Renewable energy is defined as power derived from natural sources that can replenish themselves, such as wind, solar, tidal or hydroelectric. All are theoretically infinite, unlike fossil fuels which will run out at some point. Its main drawback is that if the wind doesn’t blow, the sun doesn’t shine or water levels are low, then the energy created can fall to zero.
Nuclear power is derived from splitting the uranium atom in a controlled way in a power station, creating nuclear fission. As no conventional fuel is burnt, nuclear power has zero greenhouse gas emissions. Its main drawbacks are the highly limited supplies of uranium, the dangers of accidents, and the fact that radioactive waste is difficult to dispose of.
Hydrogen is produced through the electrolysis of water into its constituent parts of hydrogen and oxygen. The electrolysis requires energy to work, and if this power comes from renewables (green hydrogen), then its only emissions are water vapor. If the energy comes from fossil fuels (gray or blue hydrogen) then it is less useful for cutting emissions.
Biomass is biological material that are either living or decaying, led by wood, plant, forest residues and compost material. Some crops such as rapeseed are specifically grown as biofuels. Many coal-fired plants are being converted to biomass in order to reduce emissions. Its main drawback is that burning biomass still produces greenhouse gases.
Geothermal power is harnessed from the Earth’s natural sources of heat, led by volcanic activity. It is the source of 30% of all electricity power in Iceland, which taps into thermal springs heated by molten rock lying thousands of meters below the surface. Its main drawback is that it is restricted to areas with volcanic sources.
Investor interest in alternatives to fossil fuels is led by wind and solar power.
Source: Robeco Global Climate Survey 2021.

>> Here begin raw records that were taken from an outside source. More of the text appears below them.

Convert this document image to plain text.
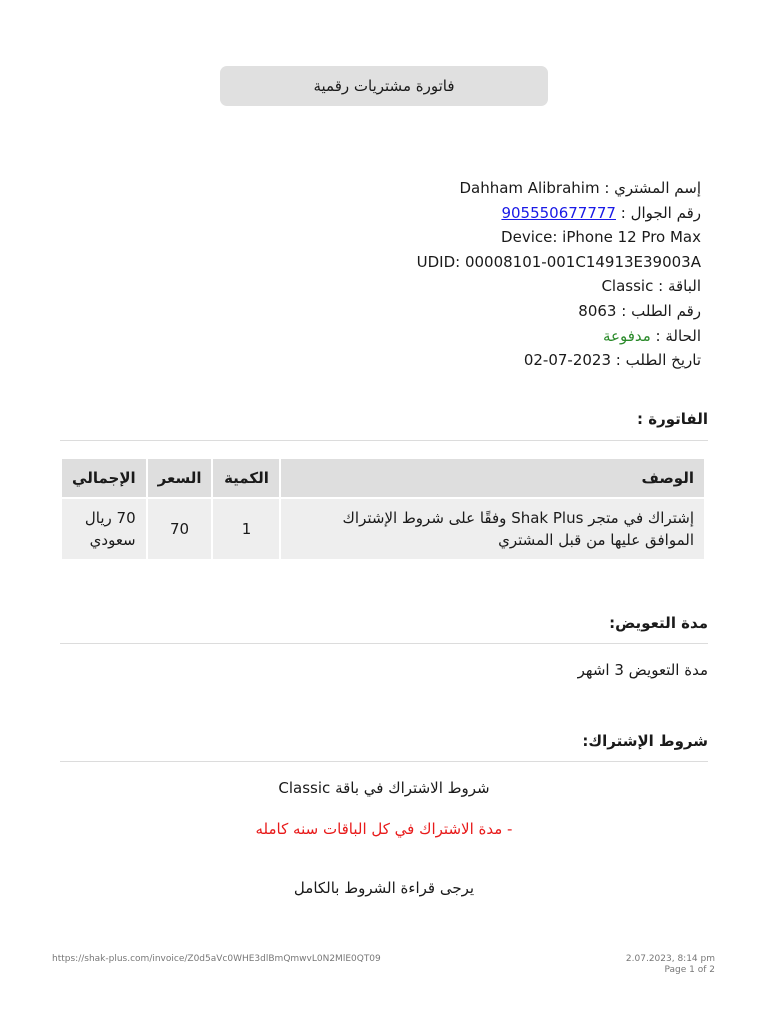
فاتورة مشتريات رقمية
إسم المشتري : Dahham Alibrahim
رقم الجوال : 905550677777
Device: iPhone 12 Pro Max
UDID: 00008101-001C14913E39003A
الباقة : Classic
رقم الطلب : 8063
الحالة : مدفوعة
تاريخ الطلب : 02-07-2023
الفاتورة :
الوصف	الكمية	السعر	الإجمالي
إشتراك في متجر Shak Plus وفقًا على شروط الإشتراك الموافق عليها من قبل المشتري	1	70	70 ريال سعودي
مدة التعويض:
مدة التعويض 3 اشهر
شروط الإشتراك:
شروط الاشتراك في باقة Classic
- مدة الاشتراك في كل الباقات سنه كامله
يرجى قراءة الشروط بالكامل
https://shak-plus.com/invoice/Z0d5aVc0WHE3dlBmQmwvL0N2MlE0QT09	2.07.2023, 8:14 pm
Page 1 of 2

Collectively, non-fossil fuel power is often known as ‘clean energy’, though some forms of it are cleaner than others. Nuclear, for example is clean but occasionally dangerous, as the Chernobyl and Fukushima nuclear power plant disasters showed, and there remains the issue of how to safely dispose of the radioactive waste.
Use of fossil fuel alternatives has grown exponentially in recent years, accounting for 23.2% of all energy sources for power generation in 2020.3 Hydrogen is particularly seen as an alternative fuel for heavy transport such as ships, trucks and even aircraft, though it relies on existing supplies of energy to be created. Tidal projects have largely been shelved as being too expensive.